An off-side language is the one where

...the scope of declarations (a block) in that language is expressed by their indentation.

Examples of such languages are Python, Boo, Nemerle, YAML and several more.

So my question is this: how do I actually parse these? How do I resolve tabs vs spaces problem (are two tabs or 8 spaces equivalent or not)? Are parser generators of any help here or do I have to hand-code lexer/parser myself?

+4  A: 

How do I resolve tabs vs spaces problem (are two tabs or 8 spaces equivalent or not)?

It depends on how the editor's settings if two tabs will equal eight spaces.

The off-side rule, as expressed by the originator, mentions relative positioning of two successive lines of code and not the absolute number of whitespaces. Here's a nice read to help you better understand (and some quote):

"Whitespace is significant in Python source code."

No, not in general. Only the indentation level of your statements is significant (i.e. the whitespace at the very left of your statements). Everywhere else, whitespace is not significant and can be used as you like, just like in any other language. You can also insert empty lines that contain nothing (or only arbitrary whitespace) anywhere.

Also, the exact amount of indentation doesn't matter at all, but only the relative indentation of nested blocks (relative to each other). [...]

dirkgently
+2  A: 

The easiest way to resolve the tabs versus spaces problem is to disallow combinations of spaces and tabs (this is what's done in F#, for instance). Any modern editor will allow tabs to be converted to some number of spaces.

As for whether you need to abandon parser generators, probably not, but you will have to hack the offsides identification in there somewhere. This may require a bit of creativity on your part. Based on browsing the F# source, it looks like they use a post-lexing step to create additional tokens representing offside language elements.

kvb
+1  A: 

You've got several options w.r.t. tabs and spaces: either disallow mixing tabs and spaces, assume a fixed ratio of tabs to spaces, or permit the programmer to decide on a per project or per source file basis (some sort of "#pragma tab(4)" style directive to permit tabs and/or change the number of spaces they represent).
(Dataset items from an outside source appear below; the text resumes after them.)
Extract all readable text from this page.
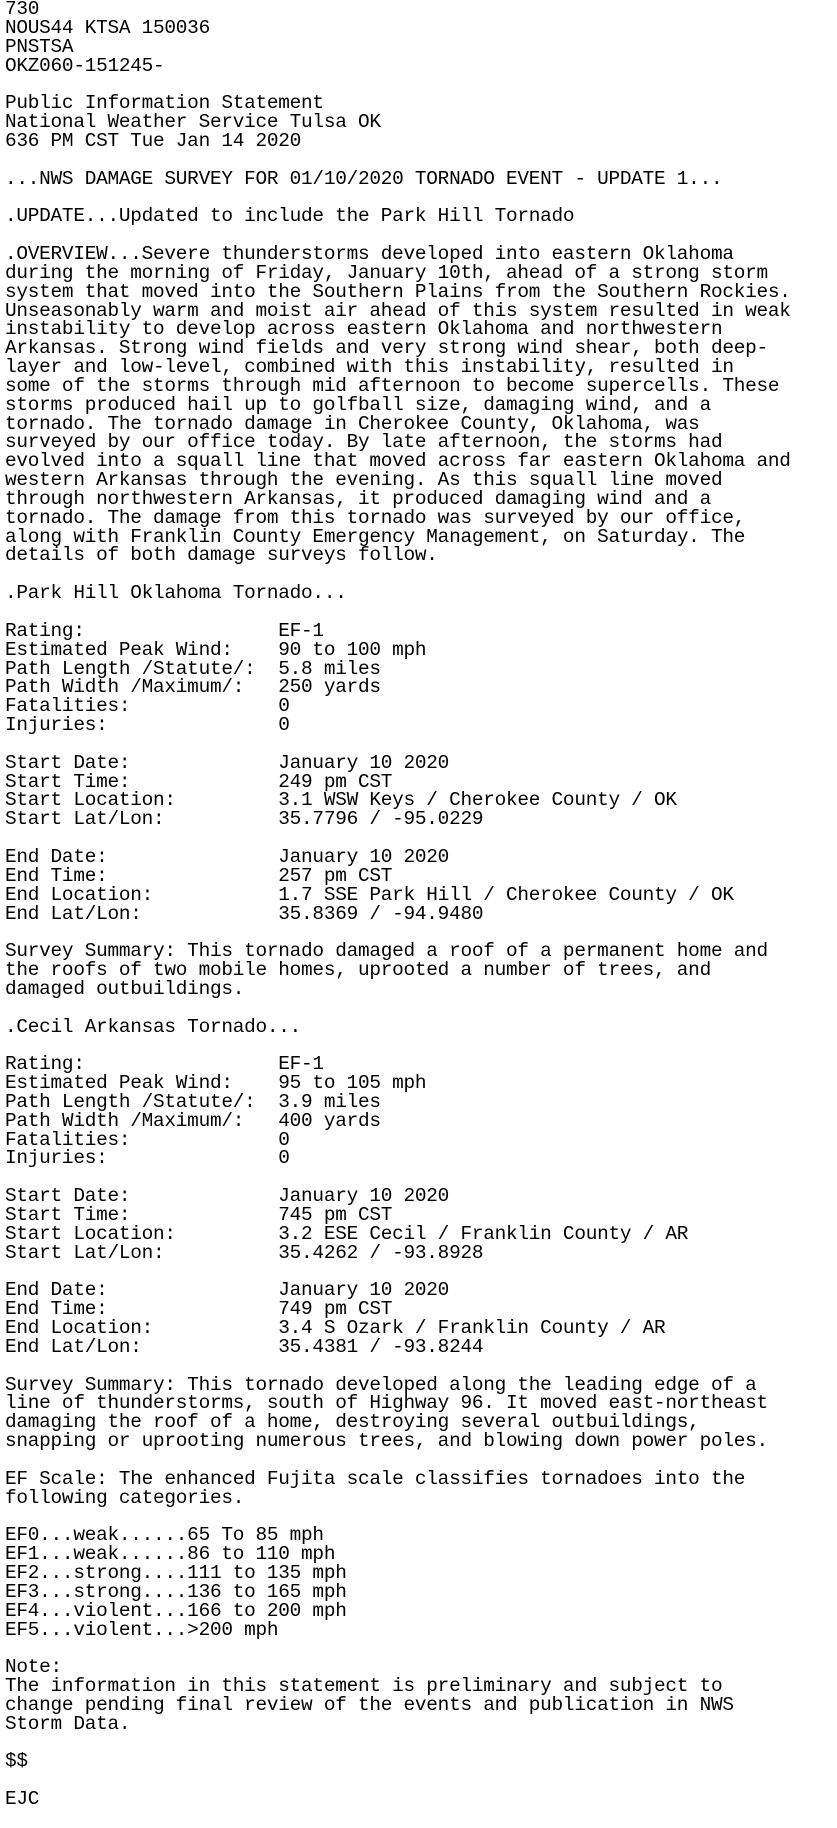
730
NOUS44 KTSA 150036
PNSTSA
OKZ060-151245-
Public Information Statement
National Weather Service Tulsa OK
636 PM CST Tue Jan 14 2020
...NWS DAMAGE SURVEY FOR 01/10/2020 TORNADO EVENT - UPDATE 1...
.UPDATE...Updated to include the Park Hill Tornado
.OVERVIEW...Severe thunderstorms developed into eastern Oklahoma
during the morning of Friday, January 10th, ahead of a strong storm
system that moved into the Southern Plains from the Southern Rockies.
Unseasonably warm and moist air ahead of this system resulted in weak
instability to develop across eastern Oklahoma and northwestern
Arkansas. Strong wind fields and very strong wind shear, both deep-
layer and low-level, combined with this instability, resulted in
some of the storms through mid afternoon to become supercells. These
storms produced hail up to golfball size, damaging wind, and a
tornado. The tornado damage in Cherokee County, Oklahoma, was
surveyed by our office today. By late afternoon, the storms had
evolved into a squall line that moved across far eastern Oklahoma and
western Arkansas through the evening. As this squall line moved
through northwestern Arkansas, it produced damaging wind and a
tornado. The damage from this tornado was surveyed by our office,
along with Franklin County Emergency Management, on Saturday. The
details of both damage surveys follow.
.Park Hill Oklahoma Tornado...
Rating:                 EF-1
Estimated Peak Wind:    90 to 100 mph
Path Length /Statute/:  5.8 miles
Path Width /Maximum/:   250 yards
Fatalities:             0
Injuries:               0
Start Date:             January 10 2020
Start Time:             249 pm CST
Start Location:         3.1 WSW Keys / Cherokee County / OK
Start Lat/Lon:          35.7796 / -95.0229
End Date:               January 10 2020
End Time:               257 pm CST
End Location:           1.7 SSE Park Hill / Cherokee County / OK
End Lat/Lon:            35.8369 / -94.9480
Survey Summary: This tornado damaged a roof of a permanent home and
the roofs of two mobile homes, uprooted a number of trees, and
damaged outbuildings.
.Cecil Arkansas Tornado...
Rating:                 EF-1
Estimated Peak Wind:    95 to 105 mph
Path Length /Statute/:  3.9 miles
Path Width /Maximum/:   400 yards
Fatalities:             0
Injuries:               0
Start Date:             January 10 2020
Start Time:             745 pm CST
Start Location:         3.2 ESE Cecil / Franklin County / AR
Start Lat/Lon:          35.4262 / -93.8928
End Date:               January 10 2020
End Time:               749 pm CST
End Location:           3.4 S Ozark / Franklin County / AR
End Lat/Lon:            35.4381 / -93.8244
Survey Summary: This tornado developed along the leading edge of a
line of thunderstorms, south of Highway 96. It moved east-northeast
damaging the roof of a home, destroying several outbuildings,
snapping or uprooting numerous trees, and blowing down power poles.
EF Scale: The enhanced Fujita scale classifies tornadoes into the
following categories.
EF0...weak......65 To 85 mph
EF1...weak......86 to 110 mph
EF2...strong....111 to 135 mph
EF3...strong....136 to 165 mph
EF4...violent...166 to 200 mph
EF5...violent...>200 mph
Note:
The information in this statement is preliminary and subject to
change pending final review of the events and publication in NWS
Storm Data.
$$
EJC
Parser generator such as ANTLR 3 can easily cope with this; I've been toying with an example myself, compiling to its C# target. The link in DirkGently's answer explains the Python algorithm, which translates directly into code. My approach was simply to define separate tokens for whitespace and newlines, and override the "emit token" function used by the lexer to insert additional indent/dedent tokens on the fly. This turned out to be simpler to implement than other approaches I've seen around which override the "get last token" function, but either works pretty well.

El Zorko
+2  A: 

Python has a lexer that generates Indent and Dedent tokens, that are equivalent to curly braces ("{", "}"). There is even an example on Stack Overflow, with a simple implementation of such a lexer.
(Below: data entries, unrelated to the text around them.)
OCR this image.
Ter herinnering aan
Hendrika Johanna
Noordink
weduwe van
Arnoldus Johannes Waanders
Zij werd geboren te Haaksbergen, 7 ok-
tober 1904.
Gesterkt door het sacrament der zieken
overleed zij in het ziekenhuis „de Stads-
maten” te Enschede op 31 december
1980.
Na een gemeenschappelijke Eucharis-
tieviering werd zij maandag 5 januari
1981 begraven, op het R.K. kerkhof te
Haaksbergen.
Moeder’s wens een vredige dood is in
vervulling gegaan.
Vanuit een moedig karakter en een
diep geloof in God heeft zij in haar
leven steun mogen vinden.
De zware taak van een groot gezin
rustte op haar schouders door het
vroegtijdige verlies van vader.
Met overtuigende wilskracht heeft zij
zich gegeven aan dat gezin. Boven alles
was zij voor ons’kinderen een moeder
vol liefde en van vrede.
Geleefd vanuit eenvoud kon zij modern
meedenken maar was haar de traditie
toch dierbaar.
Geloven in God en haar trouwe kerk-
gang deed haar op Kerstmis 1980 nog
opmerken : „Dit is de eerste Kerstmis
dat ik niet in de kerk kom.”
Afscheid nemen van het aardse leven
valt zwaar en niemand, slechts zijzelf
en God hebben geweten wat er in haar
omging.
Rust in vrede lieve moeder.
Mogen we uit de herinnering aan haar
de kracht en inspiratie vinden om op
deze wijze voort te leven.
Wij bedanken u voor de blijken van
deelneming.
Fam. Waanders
For tabs vs. spaces, Python only has a coding convention: Use 4 spaces per indentation level. Tabs are legal syntax though.

Eike
+1  A: 

For what it's worth, Haskell is also indentation-based and optionally { foo; bar; etc } for when whitespace is inconvenient. I wrote a simple indentation-based parser with Parsec, it's indended to read like Lisp but indentation indicates operator application. Parentheses can be only used on one line.

(aaa bb) cc
         e fffff (ggg hhh) iii
                 jjj kkk
         ddd

Here aaa is applied to bb. What results is a ternary function. It is applied to arguments cc, e applied to one argument, and ddd. See how the application is based on column alignment, and not X spaces.

The parser could probably be a lot simpler, too.